The National Land Commission is on an important mission. They will soon start mapping gungtongs in the country and then come up with policy recommendations for the government.
This will be, like Bhutanese say, honey to the ears of the local leaders. Villages are getting empty because people lock up homes and leave in search of greener pastures. This has been an thorn in the side of our villages for long. It is not a new issue. It was highlighted in almost every gewog and dzongkhag forum in almost every dzongkhag, except for Paro, Thimphu and, perhaps, Punakha and Gasa.
The reasons are there for all to see. There were no professional studies done, but the local leaders know well why and how villages are getting emptied. In fact, the local government department had, five years ago, done a preliminary study. They pointed out the causes, the effect and recommended policy measures to address an issue that cuts across all dzongkhags. In other words, this is a national issue.
However, for whatever reasons, the local government had not been able to convince the central government to look into the issue. Perhaps in the excitement of other priorities, we have neglected an issue that will have huge repercussions. We know that villagers are locking up homes to look for work in urban areas; there is peer pressure among the young; and only the old are left behind. We also know that wild animals are ravaging crops that discourage farmers to cultivate, lack of infrastructure and isolation is forcing people to live in towns and cities.
What we don’t know is why the government didn’t prioritise this as a national issue. We can surmise that this is one issue voters highlighted when politicians came to the villages campaigning for votes.
For local leaders, it is a crisis situation. Without people in the village, there are no hands to help in community services; agriculture land turns into forest, leading to predation of crops by wildlife.
Villages are so short of people that in some chiwogs there are no candidates to stand for local government posts.
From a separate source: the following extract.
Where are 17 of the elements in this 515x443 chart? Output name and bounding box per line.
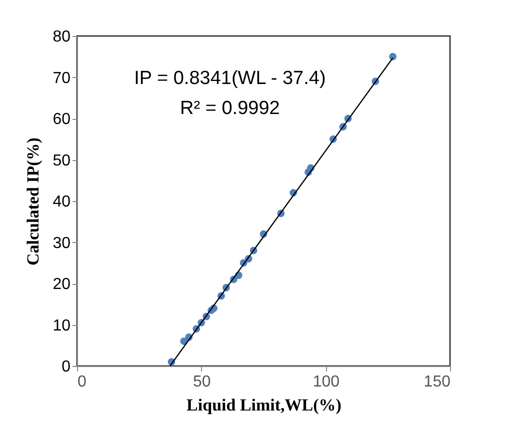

Local leaders attribute the increasing number of choetens vandalised, lhakhang robberies, and fallowing agriculture land to the issue of gungtongs. Combating natural disasters like forest fire is also difficult when there are no people, or only the old remain, in the villages. Collecting taxes from gungtongs is another headache.
The local government department already recommended the need to revise rural taxation system, de-concentration of government offices and considering home placement for civil servants to help solve the issue. There were no ears to listen to this. The irony is that we are faced with this problem after years of focusing on regional balanced development.
We will not see all the people return to their villages. But with policy interventions, we should make our rural areas attractive to live and start or continue or livelihood.